Bradford shook his head. “Sorry, but we can’t compromise the immediate area with people stomping around here with tripods and cameras trying to get better angles of the gravesite. We’ll let you know when you can come across this police line. Thank you for your patience.”
• • •
Elizabeth watched Bradford field the questions with professionalism. His statements appeared succinct, answering at least a half-dozen questions before she saw him hold both hands up, palms out. He shook his head, nodded, and then turned around leaving them asking more questions. She watched Bradford reunite the other detectives near the gravesite. They spoke, exchanged notes and talked with the CSI techs who were still combing the area for any physical evidence they could find.

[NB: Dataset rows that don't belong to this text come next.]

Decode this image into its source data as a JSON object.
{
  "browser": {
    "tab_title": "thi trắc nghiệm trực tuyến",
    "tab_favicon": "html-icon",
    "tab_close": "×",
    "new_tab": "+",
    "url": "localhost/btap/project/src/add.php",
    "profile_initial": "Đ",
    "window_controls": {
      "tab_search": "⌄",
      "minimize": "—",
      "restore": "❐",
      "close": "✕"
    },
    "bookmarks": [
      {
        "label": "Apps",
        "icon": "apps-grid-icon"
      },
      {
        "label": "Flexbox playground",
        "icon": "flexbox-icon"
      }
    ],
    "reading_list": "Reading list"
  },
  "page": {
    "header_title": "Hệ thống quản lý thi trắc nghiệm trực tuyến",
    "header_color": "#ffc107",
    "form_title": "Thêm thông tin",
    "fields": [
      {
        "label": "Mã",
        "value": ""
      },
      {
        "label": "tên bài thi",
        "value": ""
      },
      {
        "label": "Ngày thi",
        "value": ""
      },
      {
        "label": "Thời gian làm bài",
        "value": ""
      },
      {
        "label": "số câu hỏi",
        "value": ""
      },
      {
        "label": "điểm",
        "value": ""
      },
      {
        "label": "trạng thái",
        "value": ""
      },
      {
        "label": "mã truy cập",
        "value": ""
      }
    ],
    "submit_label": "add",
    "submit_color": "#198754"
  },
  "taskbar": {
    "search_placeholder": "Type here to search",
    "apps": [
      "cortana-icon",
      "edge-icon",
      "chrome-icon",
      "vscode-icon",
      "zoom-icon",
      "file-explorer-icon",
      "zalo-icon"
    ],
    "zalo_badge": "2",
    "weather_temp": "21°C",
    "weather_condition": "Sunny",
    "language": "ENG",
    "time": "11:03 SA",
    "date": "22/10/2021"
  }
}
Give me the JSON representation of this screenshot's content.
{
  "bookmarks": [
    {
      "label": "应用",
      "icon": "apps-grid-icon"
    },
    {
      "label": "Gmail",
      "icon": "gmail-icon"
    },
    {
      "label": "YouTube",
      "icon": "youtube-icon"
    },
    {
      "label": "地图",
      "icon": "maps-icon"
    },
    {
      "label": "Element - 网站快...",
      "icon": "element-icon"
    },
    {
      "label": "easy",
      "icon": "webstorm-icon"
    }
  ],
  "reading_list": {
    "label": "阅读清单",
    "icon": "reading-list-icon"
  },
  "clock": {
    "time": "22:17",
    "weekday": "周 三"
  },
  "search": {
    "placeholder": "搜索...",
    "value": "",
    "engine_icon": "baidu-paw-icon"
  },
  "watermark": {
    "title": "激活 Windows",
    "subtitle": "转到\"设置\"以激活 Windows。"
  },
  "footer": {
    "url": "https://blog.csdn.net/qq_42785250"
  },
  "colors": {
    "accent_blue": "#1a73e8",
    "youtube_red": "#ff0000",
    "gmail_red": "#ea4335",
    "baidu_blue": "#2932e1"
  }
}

Elizabeth walked toward the rear of the church, away from the members of law enforcement who were working the immediate area in the perimeter of where the body was found. She spotted an older man, the gravedigger, standing next to his twenty-year-old pickup truck, one blue-side panel scratched and dented. He folded his arms and watched the investigation, looking at his watch and lighting a cigarette.
Elizabeth recalled what Bradford had said about the older man. “Of course, he could be a suspect, but he comes across as very credible. In a little while, remind me to tell you what he thought when he saw the way the arm and hand were positioned.”
Elizabeth started walking toward the gravedigger.
THIRTY-SEVEN
Al Benson wanted to leave the one place he found complete serenity, the old cemetery. But he was told by detectives to “stick around” in case they needed to ask him something else. He looked across the church grounds and spotted a woman approaching. He assumed that she was a detective, too.